Pray hard to get into purgatory. Will it hurt? Yes, it will.
What are the pains of purgatory? Having been judged, and having by God’s mercy escaped damnation, the soul ‘wakes up’ in purgatory to find itself bereft of all its previous bodily senses, and therefore lacking anything resembling what we usually mean by consciousness. No sounds, no sights, no sense-experience.
No longer part of the material world, the soul now apprehends the overwhelming gigantic reality of the spiritual and moral universe – the real universe.
The soul is now aware of the constantly shifting flux of the economy of grace. It now understands more accurately than ever before the full horror of sin. It is bathed in a new appreciation of God’s ineluctable justice. It now realizes that the things which concerned it so obsessively on earth were by and large mere rubbish in comparison with the divine splendour that it briefly glimpsed at its particular judgement.
We, the Church Militant, have a part to play in helping the Holy Souls to enter heaven. It is a great consolation that God allows us to contribute something to the detoxing and purification of a soul in purgatory. Masses offered for the departed, together with other prayers and sacrifices, will hasten the purging of our beloved dead in what Fr.Faber called the ‘holy hospitals’ of purgatory.
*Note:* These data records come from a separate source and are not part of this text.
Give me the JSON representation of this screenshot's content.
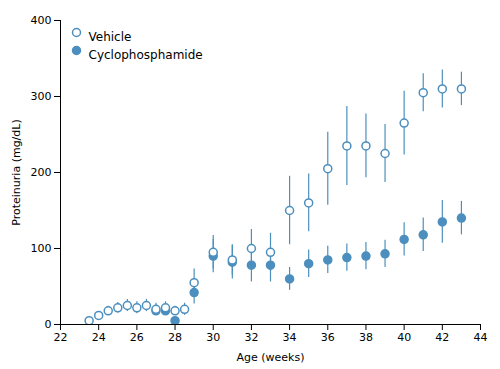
{
  "chart_data": {
    "type": "scatter",
    "xlabel": "Age (weeks)",
    "ylabel": "Proteinuria (mg/dL)",
    "xlim": [
      22,
      44
    ],
    "ylim": [
      0,
      400
    ],
    "xticks": [
      22,
      24,
      26,
      28,
      30,
      32,
      34,
      36,
      38,
      40,
      42,
      44
    ],
    "yticks": [
      0,
      100,
      200,
      300,
      400
    ],
    "grid": false,
    "legend": "upper left",
    "series": [
      {
        "name": "Vehicle",
        "color": "#4C8FBE",
        "marker": "circle-open",
        "x": [
          23.5,
          24,
          24.5,
          25,
          25.5,
          26,
          26.5,
          27,
          27.5,
          28,
          28.5,
          29,
          30,
          31,
          32,
          33,
          34,
          35,
          36,
          37,
          38,
          39,
          40,
          41,
          42,
          43
        ],
        "values": [
          5,
          12,
          18,
          22,
          25,
          22,
          25,
          20,
          22,
          18,
          20,
          55,
          95,
          85,
          100,
          95,
          150,
          160,
          205,
          235,
          235,
          225,
          265,
          305,
          310,
          310
        ],
        "errors": [
          3,
          5,
          6,
          7,
          8,
          8,
          8,
          8,
          8,
          6,
          8,
          18,
          22,
          20,
          25,
          25,
          45,
          38,
          48,
          52,
          42,
          38,
          42,
          25,
          25,
          22
        ]
      },
      {
        "name": "Cyclophosphamide",
        "color": "#4C8FBE",
        "marker": "circle",
        "x": [
          27,
          27.5,
          28,
          29,
          30,
          31,
          32,
          33,
          34,
          35,
          36,
          37,
          38,
          39,
          40,
          41,
          42,
          43
        ],
        "values": [
          18,
          18,
          5,
          42,
          90,
          82,
          78,
          78,
          60,
          80,
          85,
          88,
          90,
          93,
          112,
          118,
          135,
          140
        ],
        "errors": [
          5,
          5,
          5,
          15,
          22,
          22,
          22,
          22,
          15,
          18,
          18,
          18,
          18,
          18,
          22,
          22,
          28,
          22
        ]
      }
    ]
  }
}
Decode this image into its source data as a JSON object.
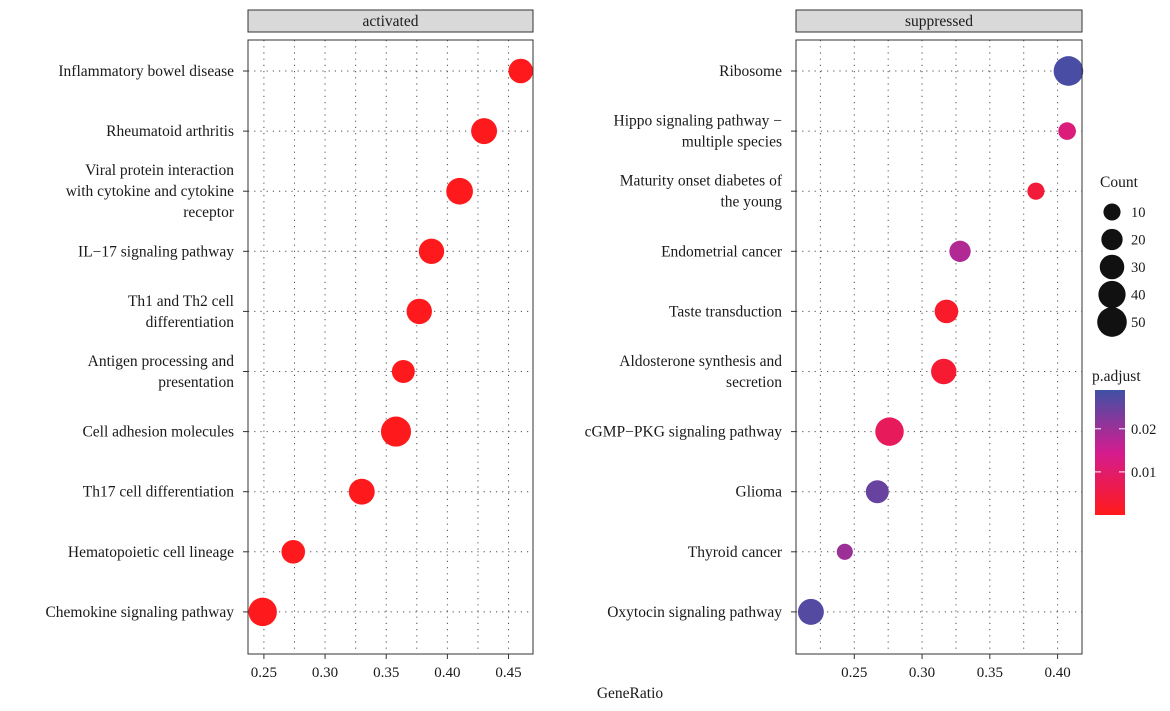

One day, for each soul the queuing will be over. For each individual soul in its turn, and separately, the door out of purgatory will open. They will step through that door, and the first ravishing glimpse of light perpetual will greet their eyes.
They will start to hear, perhaps faintly at first, then stronger and louder, the celestial oratorio of God’s eternal praises being sung. If here below your imagination needs help in thinking about the music of heaven, try the Sanctus from Bach’s B minor Mass. Just a start.
At their entry into heaven holy souls become saints. It is then that they surely remember us, the walking wounded, who are still struggling along in the Church Militant. In their new life of unalloyed charity, the new saints will generously return the suffrages which we made on their behalf.
The saints are God’s aristocracy. In paradise, all are ennobled. In all the saints we have friends at court, the court of the King of kings.